Two innovative models of well-child care (WCC) for low-income children that rely on less time with a physician and more with a health educator are described in a new study. The models and the process by which they were developed may be useful to other private practices and clinics serving publicly insured children, the study suggests.
Researchers working with a multisite community health center and 2 small private practices that served mostly children on Medicaid designed a structured process to create a new format for well-child visits for children aged from birth to 3 years. Community Advisory Boards (CABs), comprised of clinicians, staff, and parents from the community center and the private practices devised 4 models of WCC using data from WCC stakeholders, a systematic literature review, and a WCC framework created for the study. An expert panel then evaluated the models for potential effectiveness-based on receipt of recommended services, family-centeredness, timely and appropriate follow-up, and feasibility and efficiency-and each CAB selected a model to implement.
The CAB from the community health center chose a group-visit format; the private practice CAB chose an individual station-to-station plan. Both models included a brief visit with the physician for a physical examination and discussion of parents’ physical health concerns. Both relied on a health educator to provide anticipatory guidance and developmental, behavioral, and psychosocial screening and surveillance. Both models also used electronic previsit questionnaires to ascertain parent concerns and set up scheduled communications between parents and the healthcare team by text or phone.
In the group-visit format, 6 to 9 parent-child pairs met with the health educator for 2 hours at each age-specific well-child visit, with the physician available for most of that time.

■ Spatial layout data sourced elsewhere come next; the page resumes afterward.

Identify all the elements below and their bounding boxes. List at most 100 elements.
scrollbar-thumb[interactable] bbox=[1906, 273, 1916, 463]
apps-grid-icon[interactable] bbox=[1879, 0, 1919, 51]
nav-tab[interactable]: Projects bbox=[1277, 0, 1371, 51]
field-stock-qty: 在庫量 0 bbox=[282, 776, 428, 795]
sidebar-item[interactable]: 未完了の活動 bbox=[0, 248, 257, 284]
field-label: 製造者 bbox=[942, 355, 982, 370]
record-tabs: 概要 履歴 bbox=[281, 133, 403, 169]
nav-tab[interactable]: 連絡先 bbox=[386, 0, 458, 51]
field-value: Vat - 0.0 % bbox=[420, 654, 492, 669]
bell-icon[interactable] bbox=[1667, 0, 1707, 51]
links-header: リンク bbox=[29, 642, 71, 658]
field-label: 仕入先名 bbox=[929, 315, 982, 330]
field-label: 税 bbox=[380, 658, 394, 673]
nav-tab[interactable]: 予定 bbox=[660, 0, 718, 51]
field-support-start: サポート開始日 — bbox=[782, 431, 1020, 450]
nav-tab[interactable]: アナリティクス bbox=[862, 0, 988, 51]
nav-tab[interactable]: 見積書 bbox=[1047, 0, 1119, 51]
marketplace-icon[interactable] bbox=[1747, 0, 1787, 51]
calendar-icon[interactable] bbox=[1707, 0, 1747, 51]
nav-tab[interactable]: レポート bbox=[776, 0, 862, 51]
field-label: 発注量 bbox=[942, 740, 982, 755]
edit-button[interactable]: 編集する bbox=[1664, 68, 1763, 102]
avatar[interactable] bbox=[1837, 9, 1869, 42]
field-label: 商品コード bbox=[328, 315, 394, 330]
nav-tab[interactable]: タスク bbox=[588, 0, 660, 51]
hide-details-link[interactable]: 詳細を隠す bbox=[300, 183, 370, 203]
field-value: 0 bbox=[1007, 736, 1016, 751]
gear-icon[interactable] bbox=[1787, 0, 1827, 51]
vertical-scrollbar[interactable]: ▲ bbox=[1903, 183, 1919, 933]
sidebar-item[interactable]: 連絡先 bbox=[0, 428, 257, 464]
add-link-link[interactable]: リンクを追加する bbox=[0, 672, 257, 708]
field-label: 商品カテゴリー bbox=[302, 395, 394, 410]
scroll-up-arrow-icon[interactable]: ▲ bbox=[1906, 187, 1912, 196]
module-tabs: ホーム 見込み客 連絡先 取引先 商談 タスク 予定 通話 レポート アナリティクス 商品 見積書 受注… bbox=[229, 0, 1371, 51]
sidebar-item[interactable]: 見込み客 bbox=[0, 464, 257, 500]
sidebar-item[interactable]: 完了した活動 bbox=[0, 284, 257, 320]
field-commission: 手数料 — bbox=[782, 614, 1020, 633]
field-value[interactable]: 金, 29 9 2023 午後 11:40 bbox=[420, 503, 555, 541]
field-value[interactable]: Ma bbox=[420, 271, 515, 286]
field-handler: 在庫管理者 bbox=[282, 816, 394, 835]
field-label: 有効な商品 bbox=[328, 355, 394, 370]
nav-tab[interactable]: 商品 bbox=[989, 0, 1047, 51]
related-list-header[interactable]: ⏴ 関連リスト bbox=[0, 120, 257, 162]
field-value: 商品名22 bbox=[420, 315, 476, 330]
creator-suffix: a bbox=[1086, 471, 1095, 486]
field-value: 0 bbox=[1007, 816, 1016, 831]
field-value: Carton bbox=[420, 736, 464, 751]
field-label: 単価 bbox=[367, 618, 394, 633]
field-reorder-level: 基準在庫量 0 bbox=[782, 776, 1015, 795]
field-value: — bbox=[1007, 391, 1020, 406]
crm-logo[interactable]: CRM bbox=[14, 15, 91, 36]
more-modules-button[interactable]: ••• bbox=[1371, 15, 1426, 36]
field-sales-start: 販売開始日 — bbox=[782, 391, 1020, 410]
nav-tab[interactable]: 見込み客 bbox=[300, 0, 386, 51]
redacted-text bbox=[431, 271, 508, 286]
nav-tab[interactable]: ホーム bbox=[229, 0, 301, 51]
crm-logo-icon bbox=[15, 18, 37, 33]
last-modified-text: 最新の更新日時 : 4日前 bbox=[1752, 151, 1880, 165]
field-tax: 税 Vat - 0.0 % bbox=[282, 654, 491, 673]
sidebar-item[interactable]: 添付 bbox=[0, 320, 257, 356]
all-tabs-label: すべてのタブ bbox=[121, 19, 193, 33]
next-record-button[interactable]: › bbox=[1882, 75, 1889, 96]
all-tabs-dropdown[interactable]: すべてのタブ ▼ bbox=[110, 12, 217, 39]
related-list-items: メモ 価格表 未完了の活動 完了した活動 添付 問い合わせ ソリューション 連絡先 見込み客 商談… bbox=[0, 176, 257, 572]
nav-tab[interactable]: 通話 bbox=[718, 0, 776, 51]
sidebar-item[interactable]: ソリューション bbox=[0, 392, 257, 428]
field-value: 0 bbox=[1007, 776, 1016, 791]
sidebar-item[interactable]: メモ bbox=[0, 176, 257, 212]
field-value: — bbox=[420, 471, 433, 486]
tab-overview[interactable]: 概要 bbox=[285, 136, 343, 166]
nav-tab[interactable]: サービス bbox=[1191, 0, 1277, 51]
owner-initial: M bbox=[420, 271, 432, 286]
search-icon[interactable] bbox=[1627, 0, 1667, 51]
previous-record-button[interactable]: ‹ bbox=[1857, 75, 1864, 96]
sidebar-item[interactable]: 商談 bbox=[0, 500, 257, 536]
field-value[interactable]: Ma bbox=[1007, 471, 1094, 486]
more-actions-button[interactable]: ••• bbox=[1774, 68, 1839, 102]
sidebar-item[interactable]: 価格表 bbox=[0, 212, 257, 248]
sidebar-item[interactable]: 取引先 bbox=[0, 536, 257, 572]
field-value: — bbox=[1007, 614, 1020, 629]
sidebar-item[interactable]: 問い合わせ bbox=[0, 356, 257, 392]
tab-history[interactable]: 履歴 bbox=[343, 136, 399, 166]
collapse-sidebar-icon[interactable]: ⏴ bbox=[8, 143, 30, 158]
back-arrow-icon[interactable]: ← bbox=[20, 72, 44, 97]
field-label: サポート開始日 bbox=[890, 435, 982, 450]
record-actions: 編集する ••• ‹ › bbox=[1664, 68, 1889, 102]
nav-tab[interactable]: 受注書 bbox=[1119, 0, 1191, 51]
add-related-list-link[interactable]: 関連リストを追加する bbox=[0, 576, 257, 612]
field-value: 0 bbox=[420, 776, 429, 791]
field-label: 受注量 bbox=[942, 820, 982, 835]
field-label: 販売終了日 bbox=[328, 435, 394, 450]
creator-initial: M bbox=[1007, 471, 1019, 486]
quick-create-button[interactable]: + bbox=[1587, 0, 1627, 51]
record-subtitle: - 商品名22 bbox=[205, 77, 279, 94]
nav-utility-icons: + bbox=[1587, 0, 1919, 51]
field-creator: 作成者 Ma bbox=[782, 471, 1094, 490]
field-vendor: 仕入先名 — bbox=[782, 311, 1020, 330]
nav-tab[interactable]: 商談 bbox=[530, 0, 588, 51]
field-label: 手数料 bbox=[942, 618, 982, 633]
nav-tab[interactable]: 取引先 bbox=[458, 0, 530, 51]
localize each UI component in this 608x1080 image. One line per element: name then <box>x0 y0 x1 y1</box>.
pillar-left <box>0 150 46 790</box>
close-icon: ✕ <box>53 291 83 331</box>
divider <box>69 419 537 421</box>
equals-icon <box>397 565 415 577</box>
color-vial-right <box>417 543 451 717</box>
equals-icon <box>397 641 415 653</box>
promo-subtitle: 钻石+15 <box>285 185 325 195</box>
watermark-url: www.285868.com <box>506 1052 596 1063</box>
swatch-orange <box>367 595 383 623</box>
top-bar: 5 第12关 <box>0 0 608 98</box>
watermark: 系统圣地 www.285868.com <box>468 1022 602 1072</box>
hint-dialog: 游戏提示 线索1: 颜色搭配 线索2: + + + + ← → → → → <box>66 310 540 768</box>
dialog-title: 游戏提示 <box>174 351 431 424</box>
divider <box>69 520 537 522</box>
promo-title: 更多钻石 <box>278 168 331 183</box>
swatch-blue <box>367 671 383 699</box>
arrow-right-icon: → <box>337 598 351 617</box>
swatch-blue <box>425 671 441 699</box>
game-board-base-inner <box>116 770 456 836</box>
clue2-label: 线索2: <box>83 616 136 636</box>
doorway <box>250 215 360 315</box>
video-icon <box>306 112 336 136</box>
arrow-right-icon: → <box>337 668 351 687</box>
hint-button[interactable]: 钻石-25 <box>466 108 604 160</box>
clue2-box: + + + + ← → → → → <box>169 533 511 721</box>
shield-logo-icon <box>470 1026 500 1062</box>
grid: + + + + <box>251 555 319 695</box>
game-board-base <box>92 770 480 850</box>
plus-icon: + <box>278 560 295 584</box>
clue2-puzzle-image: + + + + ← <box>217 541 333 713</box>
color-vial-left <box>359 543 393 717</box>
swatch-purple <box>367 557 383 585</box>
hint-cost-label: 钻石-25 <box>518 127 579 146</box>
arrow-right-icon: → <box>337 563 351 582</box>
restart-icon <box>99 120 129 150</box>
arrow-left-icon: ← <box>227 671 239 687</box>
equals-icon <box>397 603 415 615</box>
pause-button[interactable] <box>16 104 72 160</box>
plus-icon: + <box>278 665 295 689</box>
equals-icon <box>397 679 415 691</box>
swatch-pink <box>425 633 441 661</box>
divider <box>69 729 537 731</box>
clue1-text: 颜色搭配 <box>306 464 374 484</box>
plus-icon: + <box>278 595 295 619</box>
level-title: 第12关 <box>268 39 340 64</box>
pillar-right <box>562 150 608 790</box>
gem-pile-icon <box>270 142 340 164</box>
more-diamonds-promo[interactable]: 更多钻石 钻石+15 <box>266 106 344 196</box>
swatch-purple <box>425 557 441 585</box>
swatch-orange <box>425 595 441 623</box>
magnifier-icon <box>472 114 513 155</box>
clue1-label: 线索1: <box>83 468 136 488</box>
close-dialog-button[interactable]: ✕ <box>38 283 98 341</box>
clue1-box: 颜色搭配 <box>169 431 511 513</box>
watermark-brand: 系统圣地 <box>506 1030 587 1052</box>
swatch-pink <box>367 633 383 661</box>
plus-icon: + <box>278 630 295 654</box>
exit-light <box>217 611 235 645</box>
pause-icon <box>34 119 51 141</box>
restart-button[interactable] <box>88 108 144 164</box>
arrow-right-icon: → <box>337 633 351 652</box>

A physical exam; measurements (by a medical assistant); and standard development, autism, and psychosocial screening were done at the beginning of the session, followed by discussion and anticipatory guidance with the health educator and any needed immunizations given by the medical assistant.
The 40-minute station-to-station format comprised 10 minutes with the physician followed by anticipatory guidance with the health educator, and measurements and immunizations performed by a medical assistant. Parents completed standardized screening tools in the waiting room before the visit.
The researchers note that the models will need to be tested in various setting to evaluate their effect on child/family outcomes. They suggest that the models, and the process they created to develop them, may help other small practices and clinics that want to redesign their well-child visits.